Gott: Versager, Soziopath oder schlicht ein Trugbild?
(Eintrag No. 405; Gesellschaft, Großraumphantastik, Gottesfrage) — Weil’s so schön ist, präsentiere ich heute mal Epikurs (ca. 341 bis 270 v.d.Z.) in »Von der Überwindung der Furcht« gereichtes Rätsel, welches knapp und schön auf den Punkt bringt, weshalb herkömmlicher Gottesglaube schlicht Quatsch ist.
Wie so oft bei kritischen klassischen Texten, findet sich diese Epikur-Schrift weder auf Deutsch noch auf Englisch im Netz (obwohl das folgende Rätsel oft zitiert wird).
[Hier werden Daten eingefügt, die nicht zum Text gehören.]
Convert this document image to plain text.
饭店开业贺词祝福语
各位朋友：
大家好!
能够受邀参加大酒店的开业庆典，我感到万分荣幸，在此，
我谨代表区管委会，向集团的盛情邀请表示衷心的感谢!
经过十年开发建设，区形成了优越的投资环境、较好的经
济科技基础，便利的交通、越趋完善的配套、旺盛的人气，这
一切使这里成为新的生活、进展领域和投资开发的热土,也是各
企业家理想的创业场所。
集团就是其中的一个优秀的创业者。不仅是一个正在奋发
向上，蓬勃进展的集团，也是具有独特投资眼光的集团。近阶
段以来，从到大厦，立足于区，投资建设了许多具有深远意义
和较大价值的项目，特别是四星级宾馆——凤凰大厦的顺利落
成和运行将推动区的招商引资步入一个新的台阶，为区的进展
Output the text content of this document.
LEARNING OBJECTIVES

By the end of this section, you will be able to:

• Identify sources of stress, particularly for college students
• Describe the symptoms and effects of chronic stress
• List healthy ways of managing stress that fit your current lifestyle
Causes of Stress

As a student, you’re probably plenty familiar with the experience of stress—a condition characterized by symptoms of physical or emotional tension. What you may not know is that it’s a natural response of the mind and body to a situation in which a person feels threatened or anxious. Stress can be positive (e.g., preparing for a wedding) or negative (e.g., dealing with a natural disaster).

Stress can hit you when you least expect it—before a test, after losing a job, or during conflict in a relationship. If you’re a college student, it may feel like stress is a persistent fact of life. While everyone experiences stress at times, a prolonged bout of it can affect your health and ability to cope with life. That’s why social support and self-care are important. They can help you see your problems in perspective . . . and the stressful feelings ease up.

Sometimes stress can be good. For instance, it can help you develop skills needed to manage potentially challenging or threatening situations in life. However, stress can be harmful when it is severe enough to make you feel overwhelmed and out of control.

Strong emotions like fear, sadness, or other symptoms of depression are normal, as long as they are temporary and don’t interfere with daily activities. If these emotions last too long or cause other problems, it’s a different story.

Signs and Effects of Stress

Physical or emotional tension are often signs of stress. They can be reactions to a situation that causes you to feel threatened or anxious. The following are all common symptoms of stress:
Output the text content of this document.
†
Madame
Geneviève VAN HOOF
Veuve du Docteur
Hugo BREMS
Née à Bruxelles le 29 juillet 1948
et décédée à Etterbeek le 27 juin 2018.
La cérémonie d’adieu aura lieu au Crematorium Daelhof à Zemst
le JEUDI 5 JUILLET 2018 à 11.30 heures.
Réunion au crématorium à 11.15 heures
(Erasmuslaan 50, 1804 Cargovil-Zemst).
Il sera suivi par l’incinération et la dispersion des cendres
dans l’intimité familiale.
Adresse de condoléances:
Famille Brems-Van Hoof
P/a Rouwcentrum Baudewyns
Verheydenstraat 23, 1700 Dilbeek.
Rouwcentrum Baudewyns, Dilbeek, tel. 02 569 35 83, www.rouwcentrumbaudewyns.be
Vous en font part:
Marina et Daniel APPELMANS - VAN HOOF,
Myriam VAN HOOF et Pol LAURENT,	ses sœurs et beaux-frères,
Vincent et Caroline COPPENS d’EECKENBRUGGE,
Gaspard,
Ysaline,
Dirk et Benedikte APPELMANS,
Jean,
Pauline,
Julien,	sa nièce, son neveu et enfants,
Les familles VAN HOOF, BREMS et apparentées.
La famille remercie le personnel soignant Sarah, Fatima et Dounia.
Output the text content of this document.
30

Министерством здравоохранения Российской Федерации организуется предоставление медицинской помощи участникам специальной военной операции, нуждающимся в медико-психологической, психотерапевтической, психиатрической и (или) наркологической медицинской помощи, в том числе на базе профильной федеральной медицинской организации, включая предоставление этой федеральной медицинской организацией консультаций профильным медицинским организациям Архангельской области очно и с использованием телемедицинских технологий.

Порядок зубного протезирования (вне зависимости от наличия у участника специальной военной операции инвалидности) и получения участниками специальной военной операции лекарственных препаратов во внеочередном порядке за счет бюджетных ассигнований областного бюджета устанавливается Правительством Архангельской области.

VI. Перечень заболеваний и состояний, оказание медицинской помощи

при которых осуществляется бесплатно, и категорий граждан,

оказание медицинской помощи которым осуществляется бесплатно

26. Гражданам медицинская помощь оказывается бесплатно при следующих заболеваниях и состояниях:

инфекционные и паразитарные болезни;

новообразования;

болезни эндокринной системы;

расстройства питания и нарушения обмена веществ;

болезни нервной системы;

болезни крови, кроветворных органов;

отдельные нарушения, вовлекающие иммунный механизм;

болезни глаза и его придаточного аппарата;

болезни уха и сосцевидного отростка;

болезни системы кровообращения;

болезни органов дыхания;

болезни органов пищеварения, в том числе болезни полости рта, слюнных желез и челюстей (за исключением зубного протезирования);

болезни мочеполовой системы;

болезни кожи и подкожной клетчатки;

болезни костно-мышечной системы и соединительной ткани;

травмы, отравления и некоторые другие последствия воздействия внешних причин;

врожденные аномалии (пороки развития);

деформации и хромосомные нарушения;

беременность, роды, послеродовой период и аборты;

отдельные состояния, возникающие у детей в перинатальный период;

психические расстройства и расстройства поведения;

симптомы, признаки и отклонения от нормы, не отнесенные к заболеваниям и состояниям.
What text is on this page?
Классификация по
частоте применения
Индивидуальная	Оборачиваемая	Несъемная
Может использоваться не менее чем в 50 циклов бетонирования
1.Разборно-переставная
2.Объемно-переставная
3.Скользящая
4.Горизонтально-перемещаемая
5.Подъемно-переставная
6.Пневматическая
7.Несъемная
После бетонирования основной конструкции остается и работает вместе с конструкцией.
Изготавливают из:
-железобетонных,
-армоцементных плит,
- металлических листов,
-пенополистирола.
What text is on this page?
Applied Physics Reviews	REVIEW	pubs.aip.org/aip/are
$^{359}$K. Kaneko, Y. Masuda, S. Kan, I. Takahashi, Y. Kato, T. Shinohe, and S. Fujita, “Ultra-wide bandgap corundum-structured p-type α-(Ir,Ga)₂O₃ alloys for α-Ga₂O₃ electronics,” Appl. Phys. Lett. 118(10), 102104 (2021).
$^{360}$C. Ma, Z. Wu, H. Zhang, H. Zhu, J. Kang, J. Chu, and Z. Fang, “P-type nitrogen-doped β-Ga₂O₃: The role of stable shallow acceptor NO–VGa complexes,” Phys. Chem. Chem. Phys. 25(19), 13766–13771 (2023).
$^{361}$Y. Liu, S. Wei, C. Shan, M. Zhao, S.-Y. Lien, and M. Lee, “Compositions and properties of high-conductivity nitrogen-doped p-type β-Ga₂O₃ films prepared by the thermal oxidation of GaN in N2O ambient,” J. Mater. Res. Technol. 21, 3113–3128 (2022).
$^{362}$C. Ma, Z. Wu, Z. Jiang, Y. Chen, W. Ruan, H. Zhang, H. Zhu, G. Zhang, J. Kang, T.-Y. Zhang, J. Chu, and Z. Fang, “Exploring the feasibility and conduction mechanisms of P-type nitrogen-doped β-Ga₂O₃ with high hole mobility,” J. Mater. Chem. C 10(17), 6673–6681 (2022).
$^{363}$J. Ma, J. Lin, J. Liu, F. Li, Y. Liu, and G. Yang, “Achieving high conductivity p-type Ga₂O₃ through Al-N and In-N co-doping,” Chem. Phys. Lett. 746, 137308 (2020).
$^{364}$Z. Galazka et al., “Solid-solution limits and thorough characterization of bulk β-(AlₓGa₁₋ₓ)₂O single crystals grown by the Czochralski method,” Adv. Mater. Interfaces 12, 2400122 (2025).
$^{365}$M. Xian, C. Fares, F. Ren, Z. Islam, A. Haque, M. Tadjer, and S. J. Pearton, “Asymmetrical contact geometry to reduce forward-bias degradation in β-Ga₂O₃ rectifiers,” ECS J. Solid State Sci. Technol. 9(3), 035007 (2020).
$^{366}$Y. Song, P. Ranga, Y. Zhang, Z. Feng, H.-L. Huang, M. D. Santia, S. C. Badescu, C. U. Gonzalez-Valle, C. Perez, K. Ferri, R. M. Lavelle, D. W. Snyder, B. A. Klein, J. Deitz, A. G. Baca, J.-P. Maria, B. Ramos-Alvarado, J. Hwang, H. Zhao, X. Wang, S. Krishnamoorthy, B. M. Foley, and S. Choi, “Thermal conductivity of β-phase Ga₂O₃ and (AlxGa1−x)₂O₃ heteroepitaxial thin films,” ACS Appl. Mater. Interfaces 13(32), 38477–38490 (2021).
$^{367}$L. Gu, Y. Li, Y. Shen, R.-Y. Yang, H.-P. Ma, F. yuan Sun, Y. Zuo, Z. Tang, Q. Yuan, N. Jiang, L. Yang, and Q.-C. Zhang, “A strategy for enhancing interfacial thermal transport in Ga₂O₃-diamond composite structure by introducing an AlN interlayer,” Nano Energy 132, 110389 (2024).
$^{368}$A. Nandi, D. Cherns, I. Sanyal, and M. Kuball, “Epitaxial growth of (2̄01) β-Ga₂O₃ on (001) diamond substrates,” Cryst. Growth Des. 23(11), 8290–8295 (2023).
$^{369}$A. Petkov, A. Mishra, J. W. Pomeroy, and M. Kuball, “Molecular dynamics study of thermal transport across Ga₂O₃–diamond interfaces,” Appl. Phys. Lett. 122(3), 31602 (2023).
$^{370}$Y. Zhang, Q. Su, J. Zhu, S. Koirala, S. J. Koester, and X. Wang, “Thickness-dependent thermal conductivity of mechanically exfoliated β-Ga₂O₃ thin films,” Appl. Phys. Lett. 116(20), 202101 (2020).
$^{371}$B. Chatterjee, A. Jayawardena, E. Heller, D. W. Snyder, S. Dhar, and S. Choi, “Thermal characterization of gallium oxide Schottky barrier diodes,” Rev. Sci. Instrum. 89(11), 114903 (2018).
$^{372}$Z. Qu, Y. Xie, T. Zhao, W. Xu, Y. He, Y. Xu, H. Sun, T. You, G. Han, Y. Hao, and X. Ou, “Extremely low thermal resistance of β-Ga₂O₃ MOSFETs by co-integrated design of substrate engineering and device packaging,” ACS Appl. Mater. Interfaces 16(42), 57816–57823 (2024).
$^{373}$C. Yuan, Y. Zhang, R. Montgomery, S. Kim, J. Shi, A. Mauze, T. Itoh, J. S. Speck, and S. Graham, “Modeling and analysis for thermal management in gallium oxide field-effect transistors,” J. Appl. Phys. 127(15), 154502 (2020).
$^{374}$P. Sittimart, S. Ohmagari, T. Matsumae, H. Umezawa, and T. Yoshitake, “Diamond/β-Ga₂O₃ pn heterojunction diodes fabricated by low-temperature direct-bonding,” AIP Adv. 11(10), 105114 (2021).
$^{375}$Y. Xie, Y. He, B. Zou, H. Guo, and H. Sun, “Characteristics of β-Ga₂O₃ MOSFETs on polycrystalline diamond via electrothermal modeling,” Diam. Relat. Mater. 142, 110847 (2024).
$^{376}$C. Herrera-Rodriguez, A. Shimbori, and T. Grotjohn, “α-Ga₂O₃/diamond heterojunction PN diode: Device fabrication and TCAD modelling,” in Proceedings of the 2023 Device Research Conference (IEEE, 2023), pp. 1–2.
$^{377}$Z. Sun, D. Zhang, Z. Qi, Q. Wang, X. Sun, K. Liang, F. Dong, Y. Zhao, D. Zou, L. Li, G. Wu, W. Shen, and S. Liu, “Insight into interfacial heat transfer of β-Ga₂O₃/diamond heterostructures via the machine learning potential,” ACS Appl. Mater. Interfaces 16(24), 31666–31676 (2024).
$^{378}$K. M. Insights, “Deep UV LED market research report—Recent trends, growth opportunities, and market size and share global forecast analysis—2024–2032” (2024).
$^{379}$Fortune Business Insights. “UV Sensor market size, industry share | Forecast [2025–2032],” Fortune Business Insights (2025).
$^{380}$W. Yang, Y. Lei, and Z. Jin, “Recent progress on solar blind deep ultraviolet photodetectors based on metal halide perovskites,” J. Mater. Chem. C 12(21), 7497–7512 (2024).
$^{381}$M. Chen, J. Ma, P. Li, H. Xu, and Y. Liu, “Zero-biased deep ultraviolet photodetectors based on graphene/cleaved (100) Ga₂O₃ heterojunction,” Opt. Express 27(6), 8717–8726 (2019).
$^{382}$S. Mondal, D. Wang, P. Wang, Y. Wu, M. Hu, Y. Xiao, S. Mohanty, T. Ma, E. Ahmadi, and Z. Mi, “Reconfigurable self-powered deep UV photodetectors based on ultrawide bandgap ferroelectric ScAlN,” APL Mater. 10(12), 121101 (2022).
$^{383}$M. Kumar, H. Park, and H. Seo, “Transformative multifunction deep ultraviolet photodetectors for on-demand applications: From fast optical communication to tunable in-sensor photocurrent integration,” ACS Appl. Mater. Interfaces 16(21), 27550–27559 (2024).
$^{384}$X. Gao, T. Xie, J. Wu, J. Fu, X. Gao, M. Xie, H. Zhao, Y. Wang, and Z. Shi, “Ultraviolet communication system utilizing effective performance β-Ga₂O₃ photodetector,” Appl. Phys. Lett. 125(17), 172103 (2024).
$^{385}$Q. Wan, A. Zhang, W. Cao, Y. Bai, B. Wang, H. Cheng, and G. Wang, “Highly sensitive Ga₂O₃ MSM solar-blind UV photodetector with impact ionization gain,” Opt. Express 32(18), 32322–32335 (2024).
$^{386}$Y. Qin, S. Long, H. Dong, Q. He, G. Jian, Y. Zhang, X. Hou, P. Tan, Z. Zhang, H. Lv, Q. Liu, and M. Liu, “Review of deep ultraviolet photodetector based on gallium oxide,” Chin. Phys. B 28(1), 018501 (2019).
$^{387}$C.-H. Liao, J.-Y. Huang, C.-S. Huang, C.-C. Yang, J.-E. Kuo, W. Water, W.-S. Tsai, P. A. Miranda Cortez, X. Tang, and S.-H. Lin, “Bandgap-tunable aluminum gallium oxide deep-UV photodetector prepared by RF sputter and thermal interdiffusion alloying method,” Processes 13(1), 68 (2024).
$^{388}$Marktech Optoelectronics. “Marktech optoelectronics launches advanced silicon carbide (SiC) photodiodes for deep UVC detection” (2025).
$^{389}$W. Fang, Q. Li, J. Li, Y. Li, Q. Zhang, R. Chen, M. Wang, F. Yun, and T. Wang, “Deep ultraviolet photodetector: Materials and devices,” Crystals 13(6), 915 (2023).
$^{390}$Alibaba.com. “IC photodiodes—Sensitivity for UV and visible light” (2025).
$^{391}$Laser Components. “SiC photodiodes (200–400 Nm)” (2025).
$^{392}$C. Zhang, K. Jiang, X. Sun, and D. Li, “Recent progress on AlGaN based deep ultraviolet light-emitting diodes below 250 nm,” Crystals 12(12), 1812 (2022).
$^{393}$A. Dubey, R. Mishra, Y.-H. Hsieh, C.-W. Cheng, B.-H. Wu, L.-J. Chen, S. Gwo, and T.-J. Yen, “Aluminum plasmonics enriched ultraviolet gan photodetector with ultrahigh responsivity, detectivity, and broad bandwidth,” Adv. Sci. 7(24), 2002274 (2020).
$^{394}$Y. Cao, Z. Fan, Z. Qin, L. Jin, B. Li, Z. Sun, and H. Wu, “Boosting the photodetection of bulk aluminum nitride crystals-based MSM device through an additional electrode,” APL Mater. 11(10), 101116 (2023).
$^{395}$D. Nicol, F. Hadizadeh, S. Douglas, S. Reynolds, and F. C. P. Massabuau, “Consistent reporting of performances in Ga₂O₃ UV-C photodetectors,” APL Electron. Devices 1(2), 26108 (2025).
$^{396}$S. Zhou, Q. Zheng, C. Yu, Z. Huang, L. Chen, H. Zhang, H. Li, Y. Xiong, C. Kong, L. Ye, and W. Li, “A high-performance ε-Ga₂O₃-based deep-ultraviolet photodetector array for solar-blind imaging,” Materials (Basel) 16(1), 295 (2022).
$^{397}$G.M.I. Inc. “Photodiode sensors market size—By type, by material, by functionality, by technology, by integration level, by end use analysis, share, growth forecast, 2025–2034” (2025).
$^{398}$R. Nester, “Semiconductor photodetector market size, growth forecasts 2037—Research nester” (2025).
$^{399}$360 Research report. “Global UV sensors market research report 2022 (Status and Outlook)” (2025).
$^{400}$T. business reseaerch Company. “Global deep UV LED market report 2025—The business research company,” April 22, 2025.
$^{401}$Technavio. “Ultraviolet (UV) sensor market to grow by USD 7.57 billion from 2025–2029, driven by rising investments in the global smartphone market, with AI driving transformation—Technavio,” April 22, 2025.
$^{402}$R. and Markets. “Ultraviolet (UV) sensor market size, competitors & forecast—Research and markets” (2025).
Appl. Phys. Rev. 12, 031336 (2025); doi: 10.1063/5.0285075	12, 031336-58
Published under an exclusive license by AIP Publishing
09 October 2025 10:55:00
Lediglich der Text »Dialogues Concerning Natural Religion« in dem David Hume (1711 bis 1776 n.d.Z.) Epikur anführt, findet sich als englisher eText.
Hier die englische und dann von mir übersetzte Fassung dieses Rätsels über die Nutzlosigkeit der Vorstellung vom allmächtigen und gütigen Gott:
If He is able, but not willing Then He is malevolent.
If He is both able and willing Then whence cometh evil?
If He is neither able nor willing Then why call Him God?
Wenn Gott willlens ist das Böse zu verhindern, aber nicht fähig, dann ist er nicht allmächtig.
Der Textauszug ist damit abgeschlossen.